Storing language resources and related datasets is something that requires a sound organization and attention for digital sustainability. After all, one of the important aims of CLARIN is to ensure that digital language resources are made available to a broad community on a long-term basis. This is achieved by establishing data repositories at the centres, which host digital files and the associated metadata. For reference purposes, these repositories also assign persistent identifiers to the resources, so that e.g. a specific dataset can be easily cited in a paper.

Users can inspect the data at such a repository with a local interface. But the metadata is also shared with the rest of the CLARIN community, by means of metadata harvesting.

Although CLARIN is a strong advocate of open access, in some cases resources have to be password-protected, if only to respect legal, privacy and ethic constraints. Even then, federated login makes it easier to request access to these protected collections and to login once the access has been granted. This decision stays with the resource owner: authorisation, too, is truly distributed in the CLARIN infrastructure.

Repository assessment

The quality, organisational and technical background of the CLARIN repositories is subject to an assessment procedure.

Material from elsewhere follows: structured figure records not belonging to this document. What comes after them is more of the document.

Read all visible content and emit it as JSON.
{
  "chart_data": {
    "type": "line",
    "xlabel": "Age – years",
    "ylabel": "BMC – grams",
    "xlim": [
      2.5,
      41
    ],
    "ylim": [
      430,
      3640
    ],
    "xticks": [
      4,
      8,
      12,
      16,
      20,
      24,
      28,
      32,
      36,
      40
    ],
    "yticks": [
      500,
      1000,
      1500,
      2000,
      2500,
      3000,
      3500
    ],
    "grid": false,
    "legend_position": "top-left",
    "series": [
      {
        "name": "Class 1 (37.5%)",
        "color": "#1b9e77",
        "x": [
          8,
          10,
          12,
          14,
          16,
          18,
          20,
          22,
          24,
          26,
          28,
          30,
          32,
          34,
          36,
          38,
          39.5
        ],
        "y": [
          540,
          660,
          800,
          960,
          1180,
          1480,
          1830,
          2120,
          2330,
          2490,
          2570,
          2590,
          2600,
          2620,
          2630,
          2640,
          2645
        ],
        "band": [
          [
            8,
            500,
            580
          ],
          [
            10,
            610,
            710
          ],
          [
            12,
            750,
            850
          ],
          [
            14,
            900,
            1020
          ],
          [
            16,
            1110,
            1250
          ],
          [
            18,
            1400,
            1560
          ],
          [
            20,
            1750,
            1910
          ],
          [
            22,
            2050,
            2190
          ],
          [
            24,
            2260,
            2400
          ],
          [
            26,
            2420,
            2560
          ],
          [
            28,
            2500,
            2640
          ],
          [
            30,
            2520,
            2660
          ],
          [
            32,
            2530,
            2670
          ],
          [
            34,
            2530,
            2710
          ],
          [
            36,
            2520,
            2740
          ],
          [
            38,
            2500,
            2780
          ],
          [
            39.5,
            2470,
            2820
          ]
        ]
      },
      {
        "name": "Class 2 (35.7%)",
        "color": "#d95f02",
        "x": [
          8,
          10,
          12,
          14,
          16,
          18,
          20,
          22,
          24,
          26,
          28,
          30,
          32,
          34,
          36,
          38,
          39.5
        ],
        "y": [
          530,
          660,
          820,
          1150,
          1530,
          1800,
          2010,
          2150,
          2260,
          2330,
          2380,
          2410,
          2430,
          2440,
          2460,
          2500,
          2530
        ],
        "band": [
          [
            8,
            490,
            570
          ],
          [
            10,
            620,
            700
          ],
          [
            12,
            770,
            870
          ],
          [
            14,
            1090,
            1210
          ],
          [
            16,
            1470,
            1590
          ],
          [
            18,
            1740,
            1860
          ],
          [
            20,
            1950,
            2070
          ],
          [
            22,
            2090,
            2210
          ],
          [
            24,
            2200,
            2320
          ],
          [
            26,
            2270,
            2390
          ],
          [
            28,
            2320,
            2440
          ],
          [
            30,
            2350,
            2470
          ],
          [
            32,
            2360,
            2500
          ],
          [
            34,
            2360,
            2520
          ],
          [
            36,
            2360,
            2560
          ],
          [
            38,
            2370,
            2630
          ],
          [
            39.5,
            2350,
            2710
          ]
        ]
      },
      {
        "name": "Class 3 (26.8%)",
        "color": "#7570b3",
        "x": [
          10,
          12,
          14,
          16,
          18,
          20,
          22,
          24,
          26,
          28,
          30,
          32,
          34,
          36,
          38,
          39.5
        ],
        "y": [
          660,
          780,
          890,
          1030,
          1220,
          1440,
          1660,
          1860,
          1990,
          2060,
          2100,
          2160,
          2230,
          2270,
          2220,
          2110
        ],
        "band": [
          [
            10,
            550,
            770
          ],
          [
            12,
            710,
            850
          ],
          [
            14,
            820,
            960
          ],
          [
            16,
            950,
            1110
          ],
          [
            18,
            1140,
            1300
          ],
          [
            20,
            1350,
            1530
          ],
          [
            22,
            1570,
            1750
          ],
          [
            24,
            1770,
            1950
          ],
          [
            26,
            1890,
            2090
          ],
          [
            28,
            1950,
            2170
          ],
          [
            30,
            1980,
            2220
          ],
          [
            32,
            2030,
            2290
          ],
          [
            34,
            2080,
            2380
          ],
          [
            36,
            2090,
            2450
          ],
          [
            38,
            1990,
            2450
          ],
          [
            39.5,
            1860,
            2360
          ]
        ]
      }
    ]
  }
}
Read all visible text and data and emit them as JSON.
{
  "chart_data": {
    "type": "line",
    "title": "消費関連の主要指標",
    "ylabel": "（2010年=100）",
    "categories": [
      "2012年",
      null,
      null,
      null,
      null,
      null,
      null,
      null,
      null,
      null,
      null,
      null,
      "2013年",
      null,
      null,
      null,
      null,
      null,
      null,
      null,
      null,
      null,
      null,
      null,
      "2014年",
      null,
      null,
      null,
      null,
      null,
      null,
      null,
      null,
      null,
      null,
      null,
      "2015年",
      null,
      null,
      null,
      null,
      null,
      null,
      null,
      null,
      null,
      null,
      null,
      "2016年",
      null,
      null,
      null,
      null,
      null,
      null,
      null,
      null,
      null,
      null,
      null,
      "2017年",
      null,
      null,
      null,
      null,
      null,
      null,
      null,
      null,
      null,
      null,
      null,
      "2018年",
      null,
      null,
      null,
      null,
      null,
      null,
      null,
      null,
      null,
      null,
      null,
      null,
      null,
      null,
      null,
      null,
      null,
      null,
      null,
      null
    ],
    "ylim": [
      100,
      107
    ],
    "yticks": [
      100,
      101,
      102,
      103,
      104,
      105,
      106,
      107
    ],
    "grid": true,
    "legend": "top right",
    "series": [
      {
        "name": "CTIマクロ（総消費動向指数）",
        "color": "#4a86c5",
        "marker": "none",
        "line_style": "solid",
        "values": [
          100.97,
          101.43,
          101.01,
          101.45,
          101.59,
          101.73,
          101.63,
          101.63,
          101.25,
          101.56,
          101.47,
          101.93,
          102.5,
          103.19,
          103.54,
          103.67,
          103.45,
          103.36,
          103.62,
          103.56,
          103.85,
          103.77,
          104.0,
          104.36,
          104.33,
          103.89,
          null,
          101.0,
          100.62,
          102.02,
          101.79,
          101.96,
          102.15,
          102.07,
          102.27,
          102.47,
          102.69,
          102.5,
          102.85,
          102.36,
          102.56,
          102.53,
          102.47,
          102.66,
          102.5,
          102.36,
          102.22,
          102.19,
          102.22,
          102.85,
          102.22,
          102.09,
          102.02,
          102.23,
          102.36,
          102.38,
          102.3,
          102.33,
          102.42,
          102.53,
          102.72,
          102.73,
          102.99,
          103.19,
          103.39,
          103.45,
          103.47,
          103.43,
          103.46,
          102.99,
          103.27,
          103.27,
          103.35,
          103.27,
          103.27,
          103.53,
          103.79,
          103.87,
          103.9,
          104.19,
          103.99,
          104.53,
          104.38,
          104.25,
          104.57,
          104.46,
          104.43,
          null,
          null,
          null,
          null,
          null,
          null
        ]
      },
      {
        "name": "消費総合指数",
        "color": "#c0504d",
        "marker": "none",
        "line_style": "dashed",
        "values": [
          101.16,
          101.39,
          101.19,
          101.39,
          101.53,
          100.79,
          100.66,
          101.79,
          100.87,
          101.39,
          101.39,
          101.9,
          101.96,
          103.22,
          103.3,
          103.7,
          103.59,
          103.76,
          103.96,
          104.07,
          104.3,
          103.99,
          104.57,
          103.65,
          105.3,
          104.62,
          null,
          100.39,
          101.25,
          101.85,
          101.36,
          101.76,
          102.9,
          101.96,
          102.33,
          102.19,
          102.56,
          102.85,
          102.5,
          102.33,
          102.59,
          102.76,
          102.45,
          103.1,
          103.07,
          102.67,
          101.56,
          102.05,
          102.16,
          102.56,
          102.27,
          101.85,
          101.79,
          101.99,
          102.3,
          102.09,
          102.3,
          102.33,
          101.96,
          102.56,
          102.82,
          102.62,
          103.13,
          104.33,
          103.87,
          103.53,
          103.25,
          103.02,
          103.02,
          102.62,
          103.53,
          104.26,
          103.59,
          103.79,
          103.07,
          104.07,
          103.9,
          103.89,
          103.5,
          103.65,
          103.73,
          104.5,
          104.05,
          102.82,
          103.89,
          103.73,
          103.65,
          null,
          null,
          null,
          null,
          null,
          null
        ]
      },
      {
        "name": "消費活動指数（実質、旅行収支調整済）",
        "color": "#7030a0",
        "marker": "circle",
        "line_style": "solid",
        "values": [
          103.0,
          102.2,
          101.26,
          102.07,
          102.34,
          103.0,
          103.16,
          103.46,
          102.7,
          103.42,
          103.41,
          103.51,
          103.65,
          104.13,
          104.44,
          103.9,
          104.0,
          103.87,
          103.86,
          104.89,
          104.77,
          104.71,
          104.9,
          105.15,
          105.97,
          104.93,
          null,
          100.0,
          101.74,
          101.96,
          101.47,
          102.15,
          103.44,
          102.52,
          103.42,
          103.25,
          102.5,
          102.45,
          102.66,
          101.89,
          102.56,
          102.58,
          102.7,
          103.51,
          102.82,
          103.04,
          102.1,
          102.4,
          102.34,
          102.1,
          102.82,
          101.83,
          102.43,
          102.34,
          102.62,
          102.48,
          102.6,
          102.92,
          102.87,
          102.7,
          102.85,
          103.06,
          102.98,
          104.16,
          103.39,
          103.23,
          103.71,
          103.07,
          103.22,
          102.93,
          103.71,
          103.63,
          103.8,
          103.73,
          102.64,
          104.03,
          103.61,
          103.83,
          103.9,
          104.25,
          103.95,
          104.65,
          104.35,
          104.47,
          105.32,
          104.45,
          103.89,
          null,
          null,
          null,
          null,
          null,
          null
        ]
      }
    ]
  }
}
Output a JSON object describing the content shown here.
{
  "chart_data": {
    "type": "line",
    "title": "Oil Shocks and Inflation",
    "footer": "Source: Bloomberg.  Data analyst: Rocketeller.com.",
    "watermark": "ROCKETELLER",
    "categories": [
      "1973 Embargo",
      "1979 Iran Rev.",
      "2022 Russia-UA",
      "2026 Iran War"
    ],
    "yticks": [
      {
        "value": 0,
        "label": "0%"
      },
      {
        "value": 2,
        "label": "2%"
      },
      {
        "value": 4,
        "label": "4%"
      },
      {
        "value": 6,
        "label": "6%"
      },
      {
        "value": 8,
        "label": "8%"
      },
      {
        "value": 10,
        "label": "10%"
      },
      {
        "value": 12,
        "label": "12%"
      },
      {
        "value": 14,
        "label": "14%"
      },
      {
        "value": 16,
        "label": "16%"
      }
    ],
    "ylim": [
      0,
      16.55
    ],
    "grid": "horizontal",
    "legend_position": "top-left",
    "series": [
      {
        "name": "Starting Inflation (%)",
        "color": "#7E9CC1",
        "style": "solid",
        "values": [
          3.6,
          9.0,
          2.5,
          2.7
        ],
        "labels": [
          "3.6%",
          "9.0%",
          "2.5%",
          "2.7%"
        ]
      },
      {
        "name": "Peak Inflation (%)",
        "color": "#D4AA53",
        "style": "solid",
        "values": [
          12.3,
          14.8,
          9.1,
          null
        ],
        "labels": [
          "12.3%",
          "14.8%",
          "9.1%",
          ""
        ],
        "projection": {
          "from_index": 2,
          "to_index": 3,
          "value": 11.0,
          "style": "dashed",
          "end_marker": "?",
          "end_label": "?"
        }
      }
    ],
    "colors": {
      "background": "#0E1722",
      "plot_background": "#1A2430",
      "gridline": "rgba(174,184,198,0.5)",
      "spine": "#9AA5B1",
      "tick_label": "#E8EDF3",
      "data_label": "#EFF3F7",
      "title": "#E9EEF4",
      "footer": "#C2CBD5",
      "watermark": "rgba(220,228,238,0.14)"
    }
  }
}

Repositories that have successfully undergone this procedure are granted the CLARIN B centre label.

Software and configuration

The Centre Registry shows some URIs that you can use to query the OAI-PMH endpoints run by CLARIN centres. You can query these endpoints by simply clicking on the hyperlinks, or in a more technical fashion, in order to find out f.i. the kind of OAI-PMH server software they operate. To learn more about practical experiences with certain OAI-PMH server software, you are advised to contact endpoint operators (the centre's technical contact should do), in other words, to 'query' persons. They can freely decide which system they want to use, as long as it is compliant with the centre requirements (support for metadata harvesting, component metadata, persistent identifiers, federated login).  Popular options are Fedora Commons and DSpace. Some centres have provided manuals about how to setup a CLARIN-compliant repository and relevant information was also presented at a repository tutorial.